First: a day hardly goes by without some "wailing and gnashing of teeth" over the decline and demise of daily newspapers. The malaise has filtered down to TV network news, which is being battered(as are the newspapers) by the internet. Most of what is written about the decline is self-serving boilerplate. It wails about how corporate ownership cares nothing about journalism. It weeps over the loss of readers and viewers under the age of 40. Evidence of that decline is clear. Watch TV News, especially the U.S. networks. Almost all the commercials are for aches and pains and osteoporosis and erectile dysfunction - all "maladies" prevalent among older viewers.

Newspapers have for years lamented that their audience is dying of old age. The same is evident in attendance at jazz concerts (real jazz, not "fusion" which may be everything from rap to hip hop) classical music concerts - where the only younger people are probably music students. New York's Metropolitan Opera is in a deep hole. La Scala in Milan is kept going by government subsidies and tourists.

The mourners are right. Interest in conventional news media is diminishing. The shrinkage is accelerated by the feckless rush toward making the media more youth-friendly. The rush to lure a younger demographic (see CBC Radio) has left thousands of listeners, viewers, readers stranded.

But there is another wide to it all. Many years ago when the Davey Commission on Media (Senator Keith Davey) met to examine the decline (this was almost 40 years ago!) of media, one of the pronouncements made by Senator Davey was that many people in the media (print and electronic) knew much less than their readers/listeners/viewers.

The word is: credibility. Of course you say, the New York Times or the Washington Post or the Globe and Mail present a high standard of journalism and, aside from differences of opinion) do not insult the intelligence of their readers.
But print media have suffered more than anywhere else, by a loss of revenue from the cash cow: classified advertising. It's virtually gone.

Back to the top of this item. Credibility. I have the greatest sympathy for the financial woes of Canwest Global TV. Yes their revenuea are down. Yes, they have cut staff. Yes, they made reckless acquisitions that haemmorhage money. But there is, lamentably, more. There is credibility.
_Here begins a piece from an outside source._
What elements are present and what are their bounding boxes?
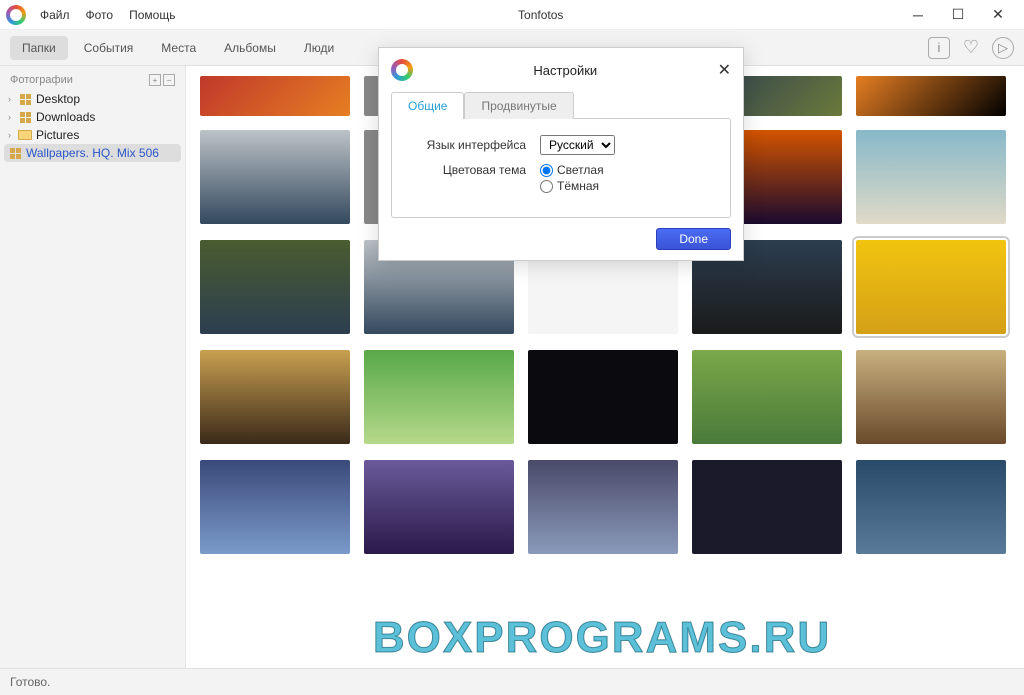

Monday February 16th was Canada's new "Family Day." Along with President's Day in the U.S., both stock markets were closed. I watched Gobal National on that Monday evening. The news reader announced: "Here are today's financial numbers." Up on the screen pooped the index for TSX and the Dow. They were correct, except they were Friday's close! I waited patiently for the news reader to apologize for the gaffe. There was nothing. The next day I tuned in again, hoping for some recognition that they had goofed. Nothing. I EMailed my complaints. Response? Nothing.

What is worse - that the TV News people didn't recognize their mistake, or that the audience was compliant and said nothing?

Yes, there are problems for the media. But those problems are aggravated by a precipitous drop in credibility. And oh yes - one last jab: did anyone tell the august host Kevin Newman that there is no such word as "mis-cheev-ee-us."